Na entrevista, começa com o primeiro rapapé, dizendo que não se frustrou, pelo contrário, se sente feliz por Alckmin ser considerado como candidato e que, é claro, “o governador teve grandeza de aceitar”. Diz que o criador será aclamado e que espera que esta candidatura à Presidência se cristalize. Já, ele, gestor de São Paulo, nunca se apresentou como pré-candidato, por nenhum partido. E negou que suas viagens em busca de plaquinhas de cidadão se dá por São Paulo ser global, não significa pretensão de candidato.
 
Ao ser indagado se não percebeu que essas ações permitiam uma leitura de busca pela indicação e que estava sendo chamado de traidor por aliados, ele responde que nunca houve ruptura nem distanciamento com Geraldo. Nunca. Nunca. E que sempre se ateve à sua condição de gestor, isto é, de prefeito. Considera o criador uma candidato bom, honesto, experiente, humilde e que a competitividade vai aparecer, ou não, na campanha. “Ele terá que arrebatar o coração desses eleitores, assim como o coração dos outros partidos, para que eles possam convergir para uma candidatura única. Os partidos de centro, com visão liberal, não terão chance com candidaturas fracionadas. Se isso ocorrer, vamos entregar a eleição.”, disse a criatura.
 
Para que isso ocorra, Alckmin presidente, o gestor de São Paulo entende que uma aliança seja necessária, inclusive com o PMDB. Defende também que o legado Temer, de aprovação pífia, é mais que isso, é o que Alckmin chama de legado do Brasil, e que se tem que avançar nas propostas importantes. Segundo ele, um grande avanço conseguido por Temer foi a reforma trabalhista. E a reforma da previdência será outra grande conquista. Ah, defende também as privatizações.
 
Mas a defesa não significa que Temer deva subir no palanque de Alckmin. Mas não explica muito bem já que haveria uma continuidade de políticas em eventual governo do PSDB.
 
Instado a falar sobre pretensão ao governo do estado, o gestor de São Paulo afirma ser seu foco a cidade. Diz que, em 11 meses, acertou muito, mas tem a “humildade” de reconhecer que também errou, para com bom senso e equilíbrio corrigir o que for necessário. Diz que a questão estadual deverá ser discutida em 2018. Mas não encarta nem descarta a possibilidade de vir a concorrer ao governo do Estado. Não declara apoio a Serra, nem descarta, considera, mas não avaliza.
 
Convidado a listar seus maiores erros, o gestor declara que a farinata não é um erro, como princípio é algo bom e a cúria metropolitana apoia. Mas erraram na comunicação. E este erro definiu o recuo.

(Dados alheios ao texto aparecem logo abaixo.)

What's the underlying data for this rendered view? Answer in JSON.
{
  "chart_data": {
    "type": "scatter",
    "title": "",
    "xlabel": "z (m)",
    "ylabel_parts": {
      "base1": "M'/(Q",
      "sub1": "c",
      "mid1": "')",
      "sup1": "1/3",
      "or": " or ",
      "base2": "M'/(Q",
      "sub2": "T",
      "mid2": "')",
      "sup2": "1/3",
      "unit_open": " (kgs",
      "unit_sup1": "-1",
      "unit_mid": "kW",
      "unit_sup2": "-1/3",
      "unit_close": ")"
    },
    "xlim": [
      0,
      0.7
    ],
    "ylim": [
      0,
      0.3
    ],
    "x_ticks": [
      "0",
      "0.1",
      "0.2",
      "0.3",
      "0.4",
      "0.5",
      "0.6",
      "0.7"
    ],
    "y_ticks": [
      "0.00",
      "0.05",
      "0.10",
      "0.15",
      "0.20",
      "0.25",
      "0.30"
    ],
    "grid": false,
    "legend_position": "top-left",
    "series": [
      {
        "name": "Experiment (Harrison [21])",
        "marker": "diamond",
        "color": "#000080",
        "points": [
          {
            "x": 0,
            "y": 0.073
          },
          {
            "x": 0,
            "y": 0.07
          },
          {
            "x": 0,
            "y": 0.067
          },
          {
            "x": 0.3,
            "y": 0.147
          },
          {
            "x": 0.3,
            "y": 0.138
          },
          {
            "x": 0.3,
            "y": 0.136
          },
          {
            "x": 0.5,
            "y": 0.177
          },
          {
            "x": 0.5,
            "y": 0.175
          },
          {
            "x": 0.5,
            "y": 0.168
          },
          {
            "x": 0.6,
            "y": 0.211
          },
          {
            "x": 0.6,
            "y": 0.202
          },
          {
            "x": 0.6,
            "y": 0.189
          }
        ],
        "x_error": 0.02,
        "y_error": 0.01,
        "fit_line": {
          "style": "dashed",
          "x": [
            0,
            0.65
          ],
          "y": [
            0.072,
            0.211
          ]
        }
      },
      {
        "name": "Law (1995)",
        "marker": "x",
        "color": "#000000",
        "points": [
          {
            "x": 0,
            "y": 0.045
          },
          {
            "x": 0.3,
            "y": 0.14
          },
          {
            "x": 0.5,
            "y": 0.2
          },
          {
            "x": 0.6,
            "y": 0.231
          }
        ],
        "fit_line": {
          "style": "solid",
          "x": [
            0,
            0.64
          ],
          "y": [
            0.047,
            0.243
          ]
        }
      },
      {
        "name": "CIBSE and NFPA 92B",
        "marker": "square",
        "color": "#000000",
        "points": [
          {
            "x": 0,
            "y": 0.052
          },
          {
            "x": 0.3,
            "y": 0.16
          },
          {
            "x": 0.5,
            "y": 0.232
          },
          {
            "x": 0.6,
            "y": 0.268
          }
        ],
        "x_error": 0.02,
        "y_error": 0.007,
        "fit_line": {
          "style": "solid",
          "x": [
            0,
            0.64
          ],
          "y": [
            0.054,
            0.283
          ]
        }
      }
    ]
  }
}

Insiste que a gestão de Haddad deixou déficit de R$ 7,5 bilhões, mas diz que não culpa a gestão anterior, faz somente um registro.
 
Acredita ele que a partir do ano que vem tudo muda, pois o orçamento é de sua gestão, assumindo então a responsabilidade. Sobre os semáforos quebrados que abundam na cidade, o Tribunal de Contas é o grande responsável, por ter segurado o edital de licitação para conserto. Segurou nove meses, uma gestação dentro da gestão.
 
Entende agora que a gestão pública é diferente da privada, mas alguns princípios podem ser aplicados de um ao outro. Burocracia é um grande mal, diz ele, e como gestor está encaminhando o máximo de medidas para minimizar o problema, diminuir o tamanho da máquina pública.
 
Monica Bergamo puxa o assunto da briga com Alberto Goldman, quando o gestor o chanmou de fracassado de pijamas, quer saber se ele se arrepende. Diz o gestor que já estão equalizados, que Goldman pediu desculpas e ele falou com Goldman. Afirma que o dia em questão não foi muito bom, e que não deveria ter gravado o vídeo. Todo mundo tem seu dia de “poxa, eu não deveria ter feito aquilo”.